Comments by Alan Cransberg, chairman and managing director of Alcoa of Australia, has lent comments to the ongoing debate on the country’s competitiveness and said that Australia’s industry had become "fat, lazy and happy".
According to The West Australian, Cransberg addressed a corporate breakfast and said that the cost of doing business in Australia in Australia was a major concern.
“I think we've become fat, lazy and happy about the fact that we're good at digging holes," The West Australian reports him as saying.
“As people go into Africa, as China explores more, as Russia opens up different territories, some of those raw material markets for us that we've taken for granted may not be there.”

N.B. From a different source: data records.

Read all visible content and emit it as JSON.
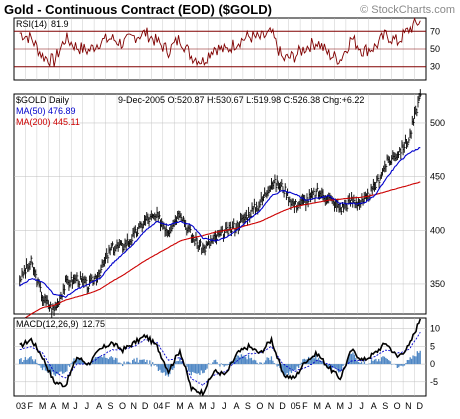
{
  "header": {
    "title": "Gold - Continuous Contract (EOD) ($GOLD)",
    "watermark": "© StockCharts.com"
  },
  "colors": {
    "frame": "#000000",
    "price_bars": "#000000",
    "ma50": "#0000cc",
    "ma200": "#cc0000",
    "rsi_line": "#800000",
    "rsi_bands": "#800000",
    "macd_line": "#000000",
    "macd_signal": "#0000cc",
    "macd_hist": "#4f87c4",
    "grid": "#bdbdbd"
  },
  "chart_data": [
    {
      "type": "line",
      "panel": "rsi",
      "label": "RSI(14)",
      "value_label": "81.9",
      "ylim": [
        15,
        85
      ],
      "y_ticks": [
        30,
        50,
        70
      ],
      "grid": true,
      "series": [
        {
          "name": "RSI(14)",
          "x": [
            "2003-01",
            "2003-02",
            "2003-03",
            "2003-04",
            "2003-05",
            "2003-06",
            "2003-07",
            "2003-08",
            "2003-09",
            "2003-10",
            "2003-11",
            "2003-12",
            "2004-01",
            "2004-02",
            "2004-03",
            "2004-04",
            "2004-05",
            "2004-06",
            "2004-07",
            "2004-08",
            "2004-09",
            "2004-10",
            "2004-11",
            "2004-12",
            "2005-01",
            "2005-02",
            "2005-03",
            "2005-04",
            "2005-05",
            "2005-06",
            "2005-07",
            "2005-08",
            "2005-09",
            "2005-10",
            "2005-11",
            "2005-12"
          ],
          "values": [
            68,
            62,
            42,
            36,
            62,
            52,
            48,
            58,
            62,
            56,
            64,
            68,
            58,
            48,
            62,
            42,
            36,
            52,
            48,
            58,
            64,
            62,
            68,
            38,
            42,
            52,
            58,
            44,
            38,
            62,
            48,
            52,
            66,
            58,
            72,
            82
          ]
        }
      ]
    },
    {
      "type": "line",
      "panel": "price",
      "label": "$GOLD Daily",
      "info": "9-Dec-2005 O:520.87 H:530.67 L:519.98 C:526.38 Chg:+6.22",
      "y_ticks": [
        350,
        400,
        450,
        500
      ],
      "ylim": [
        322,
        527
      ],
      "grid": true,
      "x_ticks": [
        "03",
        "F",
        "M",
        "A",
        "M",
        "J",
        "J",
        "A",
        "S",
        "O",
        "N",
        "D",
        "04",
        "F",
        "M",
        "A",
        "M",
        "J",
        "J",
        "A",
        "S",
        "O",
        "N",
        "D",
        "05",
        "F",
        "M",
        "A",
        "M",
        "J",
        "J",
        "A",
        "S",
        "O",
        "N",
        "D"
      ],
      "x": [
        "2003-01",
        "2003-02",
        "2003-03",
        "2003-04",
        "2003-05",
        "2003-06",
        "2003-07",
        "2003-08",
        "2003-09",
        "2003-10",
        "2003-11",
        "2003-12",
        "2004-01",
        "2004-02",
        "2004-03",
        "2004-04",
        "2004-05",
        "2004-06",
        "2004-07",
        "2004-08",
        "2004-09",
        "2004-10",
        "2004-11",
        "2004-12",
        "2005-01",
        "2005-02",
        "2005-03",
        "2005-04",
        "2005-05",
        "2005-06",
        "2005-07",
        "2005-08",
        "2005-09",
        "2005-10",
        "2005-11",
        "2005-12"
      ],
      "series": [
        {
          "name": "$GOLD Daily",
          "style": "hlc_bars",
          "values": [
            355,
            370,
            337,
            325,
            350,
            355,
            348,
            362,
            383,
            385,
            395,
            410,
            412,
            400,
            418,
            395,
            382,
            392,
            398,
            405,
            415,
            425,
            445,
            440,
            423,
            428,
            435,
            430,
            420,
            428,
            425,
            440,
            462,
            472,
            485,
            526
          ]
        },
        {
          "name": "MA(50) 476.89",
          "style": "line",
          "values": [
            348,
            355,
            352,
            340,
            338,
            345,
            350,
            355,
            368,
            378,
            388,
            400,
            408,
            405,
            408,
            405,
            393,
            390,
            393,
            400,
            410,
            418,
            432,
            437,
            434,
            428,
            430,
            432,
            425,
            425,
            425,
            432,
            448,
            462,
            472,
            477
          ]
        },
        {
          "name": "MA(200) 445.11",
          "style": "line",
          "values": [
            315,
            322,
            328,
            330,
            335,
            338,
            341,
            345,
            352,
            358,
            365,
            372,
            378,
            384,
            390,
            393,
            395,
            398,
            400,
            402,
            405,
            408,
            413,
            418,
            422,
            424,
            426,
            428,
            429,
            430,
            431,
            433,
            436,
            439,
            442,
            445
          ]
        }
      ]
    },
    {
      "type": "line",
      "panel": "macd",
      "label": "MACD(12,26,9)",
      "value_label": "12.75",
      "ylim": [
        -9,
        13
      ],
      "y_ticks": [
        -5,
        0,
        5,
        10
      ],
      "grid": true,
      "x": [
        "2003-01",
        "2003-02",
        "2003-03",
        "2003-04",
        "2003-05",
        "2003-06",
        "2003-07",
        "2003-08",
        "2003-09",
        "2003-10",
        "2003-11",
        "2003-12",
        "2004-01",
        "2004-02",
        "2004-03",
        "2004-04",
        "2004-05",
        "2004-06",
        "2004-07",
        "2004-08",
        "2004-09",
        "2004-10",
        "2004-11",
        "2004-12",
        "2005-01",
        "2005-02",
        "2005-03",
        "2005-04",
        "2005-05",
        "2005-06",
        "2005-07",
        "2005-08",
        "2005-09",
        "2005-10",
        "2005-11",
        "2005-12"
      ],
      "series": [
        {
          "name": "MACD",
          "values": [
            5,
            7,
            2,
            -5,
            -6,
            2,
            0,
            4,
            6,
            4,
            6,
            8,
            5,
            -2,
            4,
            -7,
            -8,
            -2,
            -3,
            3,
            5,
            3,
            7,
            -3,
            -4,
            1,
            3,
            -1,
            -4,
            4,
            1,
            3,
            6,
            2,
            5,
            12.75
          ]
        },
        {
          "name": "Signal",
          "values": [
            4,
            5,
            3,
            -2,
            -4,
            0,
            0,
            2,
            4,
            4,
            5,
            7,
            6,
            1,
            2,
            -4,
            -6,
            -3,
            -2,
            1,
            3,
            3,
            5,
            0,
            -2,
            -1,
            1,
            0,
            -2,
            1,
            1,
            2,
            4,
            3,
            4,
            9
          ]
        }
      ]
    }
  ]
}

His comments come in a month in which the federal opposition released its plan to reduce regulation, the Business Council of Australia announced that it would be releasing a plan targeted at the nation’s prosperity, and research by an investment group found that Australia’s unit labour costs had gone from 85 per cent of the USA’s in 2000 to 241 per cent.
Alcoa’s Victorian smelters are currently under review, and the Port Henry and Portland sites are among the country’s most expensive.
"In WA - and Victoria - we've done a lot of work to take costs out of our business because with the commodity prices we have continually got to be at the lower end of the cost curve . . . and I'm really proud of our workforce here,” said Cransberg.
“But it's actually tougher than the global financial crisis at the moment. If you remember during the GFC, for us our commodity prices came
down, but the currency came down. Now, although it has recovered somewhat, we have both."